Moreover, we summarized the ORR of different targets of targeted therapy and immunotherapy, and the results are shown in Supplementary Figure S5.
Grade 3–5 adverse events
A total of 25 trials reported the incidence of grade 3–5 adverse events, and the results showed that the incidence of grade 3–5 neutropenia, leukopenia, and thrombocytopenia was higher in chemotherapy used alone, chemotherapy + immunotherapy, chemotherapy + immunotherapy + immunotherapy, and chemotherapy + targeted therapy + immunotherapy and the incidence rate was > 30%. (Figure 4).
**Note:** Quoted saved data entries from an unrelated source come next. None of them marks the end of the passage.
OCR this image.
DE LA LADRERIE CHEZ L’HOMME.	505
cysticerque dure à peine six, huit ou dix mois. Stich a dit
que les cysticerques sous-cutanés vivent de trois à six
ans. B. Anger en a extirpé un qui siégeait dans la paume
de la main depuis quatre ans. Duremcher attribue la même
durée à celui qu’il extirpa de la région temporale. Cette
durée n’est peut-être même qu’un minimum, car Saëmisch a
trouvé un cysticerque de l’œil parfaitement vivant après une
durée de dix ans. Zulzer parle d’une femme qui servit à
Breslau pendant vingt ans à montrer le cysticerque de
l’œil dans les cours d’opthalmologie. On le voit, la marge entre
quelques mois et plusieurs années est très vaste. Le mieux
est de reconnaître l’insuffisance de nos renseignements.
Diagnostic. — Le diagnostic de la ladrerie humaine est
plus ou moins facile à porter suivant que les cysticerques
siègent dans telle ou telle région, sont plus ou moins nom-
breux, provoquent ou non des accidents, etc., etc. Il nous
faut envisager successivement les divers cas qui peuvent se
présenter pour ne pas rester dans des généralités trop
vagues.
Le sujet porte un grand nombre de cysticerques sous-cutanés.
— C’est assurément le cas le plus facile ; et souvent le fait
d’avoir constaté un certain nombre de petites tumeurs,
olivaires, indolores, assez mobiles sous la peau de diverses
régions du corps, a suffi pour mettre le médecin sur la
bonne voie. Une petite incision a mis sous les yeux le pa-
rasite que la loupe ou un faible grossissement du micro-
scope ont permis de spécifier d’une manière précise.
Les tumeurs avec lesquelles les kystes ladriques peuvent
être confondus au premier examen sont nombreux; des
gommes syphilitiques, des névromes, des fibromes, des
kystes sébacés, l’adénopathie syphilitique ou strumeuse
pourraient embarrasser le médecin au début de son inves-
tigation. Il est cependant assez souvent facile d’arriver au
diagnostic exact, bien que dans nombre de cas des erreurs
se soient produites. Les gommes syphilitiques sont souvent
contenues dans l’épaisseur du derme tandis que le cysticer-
Correlation between ORR, PFS, and OS
The correlations between the ORR, PFS, and OS are shown in Figure 6. The results showed that 6-month PFS was moderately correlated with 2-year OS (R2 = 0.746), and the equations were as follows: y = 0.8005x + 0.0192; that is, for every 10% increase in 6-month PFS, 2-year OS would increase by 8.0%. Subgroup analysis showed a strong correlation between the 6-month PFS and 2-year OS with combination therapy (R2 = 0.948).
Moderate correlations were found between 1-year PFS and 2-year OS (R2 = 0.743) and between ORR and 2-year OS (R2 = 0.754). Moreover, weaker associations were found between ORR and 6-month PFS (R2 = 0.684) and between ORR and 1-year PFS (R2 = 0.623).